A global survey demonstrated that this had become its core strength as it enabled a very wide range of women to invest personal meaning in their jewellery products, using the brand as a tool to project highly intimate memories and aspirations – making it feel truly their own.
We recommended a set of design, retail and marketing principles to formalize the openness and evocativeness of the product and the brand across categories, consolidating its position as a building block for dreams – not the dream itself.
2. Attitude brands Becoming a prop in the construction of a personal outlook
The rise of ‘humble’ brands refocusing aspirations around ‘real-life’ lifestyles and an exploration of individuality defy the ‘brand as uniform’ model. These brands take a background role – acting as a platform that strategically brings out key attitudinal characteristics of the wearer – for example, creativity, audacity or sense of taste.
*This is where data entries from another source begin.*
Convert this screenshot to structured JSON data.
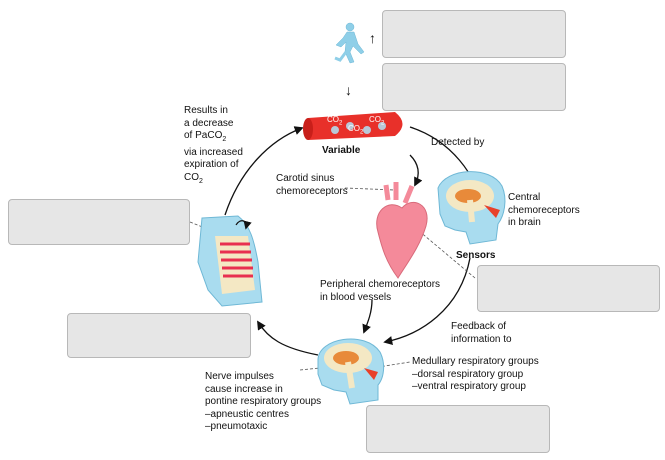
{
  "labels": {
    "variable": "Variable",
    "detected_by": "Detected by",
    "central_chemoreceptors": "Central\nchemoreceptors\nin brain",
    "sensors": "Sensors",
    "carotid_sinus": "Carotid sinus\nchemoreceptors",
    "peripheral": "Peripheral chemoreceptors\nin blood vessels",
    "feedback": "Feedback of\ninformation to",
    "medullary": "Medullary respiratory groups\n–dorsal respiratory group\n–ventral respiratory group",
    "nerve_impulses": "Nerve impulses\ncause increase in\npontine respiratory groups\n–apneustic centres\n–pneumotaxic",
    "results_lines": "Results in\na decrease\nof PaCO",
    "results_sub1": "2",
    "results_lines2": "via increased\nexpiration of\nCO",
    "results_sub2": "2",
    "co2_label": "CO",
    "co2_sub": "2",
    "up_arrow": "↑",
    "down_arrow": "↓"
  },
  "answer_boxes": [
    {
      "id": "box-top-1"
    },
    {
      "id": "box-top-2"
    },
    {
      "id": "box-left-mid"
    },
    {
      "id": "box-right-mid"
    },
    {
      "id": "box-left-low"
    },
    {
      "id": "box-bottom"
    }
  ],
  "colors": {
    "blood_vessel": "#e8302a",
    "heart": "#f48a9a",
    "head": "#a9dcef",
    "brain": "#f4e8c4",
    "brain_red": "#e8402a",
    "lungs": "#e83050",
    "runner": "#8fcfe8"
  }
}
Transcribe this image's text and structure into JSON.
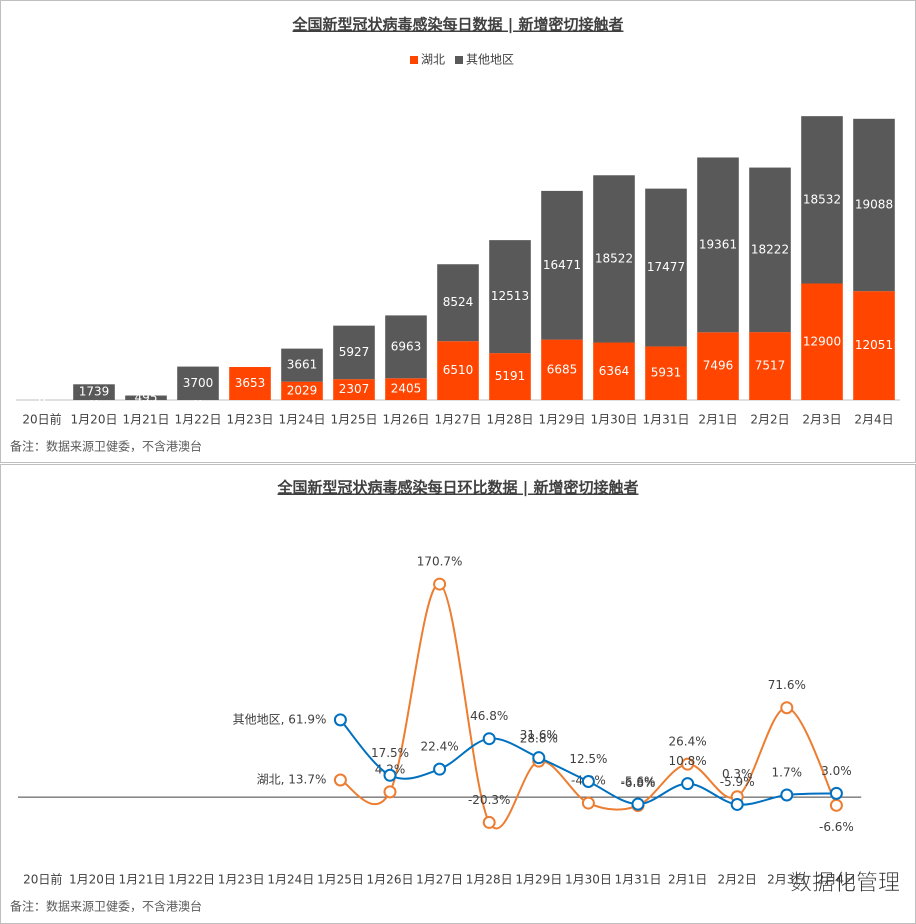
{
  "chart_data": [
    {
      "type": "bar",
      "title": "全国新型冠状病毒感染每日数据 | 新增密切接触者",
      "categories": [
        "20日前",
        "1月20日",
        "1月21日",
        "1月22日",
        "1月23日",
        "1月24日",
        "1月25日",
        "1月26日",
        "1月27日",
        "1月28日",
        "1月29日",
        "1月30日",
        "1月31日",
        "2月1日",
        "2月2日",
        "2月3日",
        "2月4日"
      ],
      "series": [
        {
          "name": "湖北",
          "color": "#ff4500",
          "values": [
            0,
            0,
            0,
            0,
            3653,
            2029,
            2307,
            2405,
            6510,
            5191,
            6685,
            6364,
            5931,
            7496,
            7517,
            12900,
            12051
          ]
        },
        {
          "name": "其他地区",
          "color": "#595959",
          "values": [
            0,
            1739,
            495,
            3700,
            null,
            3661,
            5927,
            6963,
            8524,
            12513,
            16471,
            18522,
            17477,
            19361,
            18222,
            18532,
            19088
          ]
        }
      ],
      "ylim": [
        0,
        33000
      ],
      "legend": "top",
      "note": "备注：数据来源卫健委，不含港澳台"
    },
    {
      "type": "line",
      "title": "全国新型冠状病毒感染每日环比数据 | 新增密切接触者",
      "categories": [
        "20日前",
        "1月20日",
        "1月21日",
        "1月22日",
        "1月23日",
        "1月24日",
        "1月25日",
        "1月26日",
        "1月27日",
        "1月28日",
        "1月29日",
        "1月30日",
        "1月31日",
        "2月1日",
        "2月2日",
        "2月3日",
        "2月4日"
      ],
      "series": [
        {
          "color": "#ed7d31",
          "values": [
            null,
            null,
            null,
            null,
            null,
            null,
            13.7,
            4.2,
            170.7,
            -20.3,
            28.8,
            -4.8,
            -6.8,
            26.4,
            0.3,
            71.6,
            -6.6
          ],
          "value_labels": [
            null,
            null,
            null,
            null,
            null,
            null,
            "湖北, 13.7%",
            "4.2%",
            "170.7%",
            "-20.3%",
            "28.8%",
            "-4.8%",
            "-6.8%",
            "26.4%",
            "0.3%",
            "71.6%",
            "-6.6%"
          ]
        },
        {
          "color": "#0070c0",
          "values": [
            null,
            null,
            null,
            null,
            null,
            null,
            61.9,
            17.5,
            22.4,
            46.8,
            31.6,
            12.5,
            -5.6,
            10.8,
            -5.9,
            1.7,
            3.0
          ],
          "value_labels": [
            null,
            null,
            null,
            null,
            null,
            null,
            "其他地区, 61.9%",
            "17.5%",
            "22.4%",
            "46.8%",
            "31.6%",
            "12.5%",
            "-5.6%",
            "10.8%",
            "-5.9%",
            "1.7%",
            "3.0%"
          ]
        }
      ],
      "ylim": [
        -50,
        200
      ],
      "note": "备注：数据来源卫健委，不含港澳台"
    }
  ],
  "watermark": "数据化管理"
}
They refrain from creating a totalizing world by prescribing a panoply of products, complete outfits or sets of values, and instead represent an essential ingredient in a world. Acne Studios is perceived by followers as a company that has managed to remain ‘elusive yet ubiquitous’ – making principled design decisions through denim products without advocating a way of life. Acne has a strong sense of its identity as a company, but has mastered the art of representing an attitude or mood without laying it out peremptorily. As Acne brand managing director Mikael Schiller says: “We had this idea: not to explain everything to everybody.”
Platform brands derive power from encouraging hybridity
The growth of brands, digital offerings and retail spaces that encourage consumers to combine, curate, mix and match contrasting products and trademarks shows early signs that this may be a high-value experience in the future.
Platform brands enable this in their products – through design principles that invite juxtaposition. Muji’s philosophy is to ‘brand the unbranded’ by providing a minimalist experience of quality and products that are meant to be paired with furniture and lifestyle goods. The value of the product is not standalone, but increases with the time and agency invested in linking it to other contexts.
In retail, a similar phenomenon takes place with the rise of mixed digital and physical
spaces providing curated cross-brand, cross-price offerings characterized by surprising product combinations.
Manhattan boutique Story pioneers the concept of magazine-like ‘ephemeral retail’ anchored in storytelling. Instagram shopping tool liketoknow.it or Stitch Fix feature an edited product mix that allows audiences to navigate the explosion of options at their disposal – empowering consumers to make their own creative leaps.
The rise of the hybrid
People transition to increasingly hybrid identities, with lifestyle choices that simply didn’t exist in the recent past. The growing appeal of platform brands suggests an opportunity in the consumer goods market to design for creativity and experimentation – by investing resources more heavily in products and services that enable people to build a perspective, as opposed to dictating it to them.